Ballad of a Small Player review – Colin Farrell’s gamble doesn’t pay off | Films | Entertainment
Swiss-Austrian director Edward Berger stormed into Hollywood with his Oscar-winning war epic All Quiet on the Western Front.
It wasn’t long before he followed up with his BAFTA-winning papal thriller, Conclave, which saw a strong resurgence of interest around the time of Pope Francis’ death.
With such a strong track record, film fans have been eager to catch his latest adaptation, Ballad of a Small Player, starring Colin Farrell and Tilda Swinton.
The Netflix psychological thriller follows the Irish star’s unnamed sleazy crook, parading himself in the glitzy casinos of Macau, as the red velvet-encrusted, pencil-moustached English aristocrat Lord Doyle.
All Quiet’s Academy Award-winning cinematographer, James Friend, beautifully captures the colourful, yet sordid, Chinese Vegas world in all its garish elegance from the outset.
This promising opening follows Farrell’s sweaty, desperate drunk, avoiding his creditors, trying his yellow-gloved hand time and again at the next baccarat table, while conning good champagne out of the bars before doing a runner.

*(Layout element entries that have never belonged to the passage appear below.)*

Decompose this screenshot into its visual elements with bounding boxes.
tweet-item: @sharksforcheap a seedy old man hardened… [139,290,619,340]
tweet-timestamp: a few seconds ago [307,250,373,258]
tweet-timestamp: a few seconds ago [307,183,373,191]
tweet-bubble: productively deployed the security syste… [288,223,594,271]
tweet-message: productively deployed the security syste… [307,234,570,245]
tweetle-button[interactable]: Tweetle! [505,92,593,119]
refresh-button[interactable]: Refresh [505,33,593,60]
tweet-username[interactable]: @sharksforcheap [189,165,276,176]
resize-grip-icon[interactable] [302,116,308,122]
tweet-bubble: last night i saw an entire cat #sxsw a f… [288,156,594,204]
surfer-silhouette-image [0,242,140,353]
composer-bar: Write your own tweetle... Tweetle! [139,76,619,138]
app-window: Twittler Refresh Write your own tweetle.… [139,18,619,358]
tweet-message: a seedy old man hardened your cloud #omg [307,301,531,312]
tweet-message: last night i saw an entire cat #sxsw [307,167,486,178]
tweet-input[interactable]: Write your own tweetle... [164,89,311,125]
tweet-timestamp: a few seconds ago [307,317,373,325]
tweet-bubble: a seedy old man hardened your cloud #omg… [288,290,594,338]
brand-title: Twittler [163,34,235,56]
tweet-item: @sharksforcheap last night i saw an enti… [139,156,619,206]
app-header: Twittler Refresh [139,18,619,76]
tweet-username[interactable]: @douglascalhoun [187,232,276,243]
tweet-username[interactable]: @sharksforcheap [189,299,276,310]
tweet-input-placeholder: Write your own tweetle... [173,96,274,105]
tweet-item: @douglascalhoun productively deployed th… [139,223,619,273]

The hustler has only a few days to get lucky and pay back the six-figure sum owed to a casino before they call the police. Meanwhile, Swinton’s frumpy PI is chasing him down for the money he swindled to come gamble in Macau in the first place. There’s something of a fun conman caper here, mixed in with the tragic emptiness of Farrell’s character, desperately trying to fill the hole of his inner tumour by gorging excessively on opulent buffets, washed down with glass after glass of Cristal. Yet the actor’s impressive acting chops cannot save Berger’s disappointing latest, as the film soon loses its way.
Fala Chen’s leading lady, Dao Ming, plays a mysterious role in the film that soon turns into a twist you can see coming a mile off. In the end, the stylish framing is let down by its lack of substance, which ultimately leaves the viewer as unsatisfied as Lord Doyle. Much like the casinos of Macau, much was promised at the start, but little was delivered by the end.
Ballad of a Small Player is streaming on Netflix from Wednesday.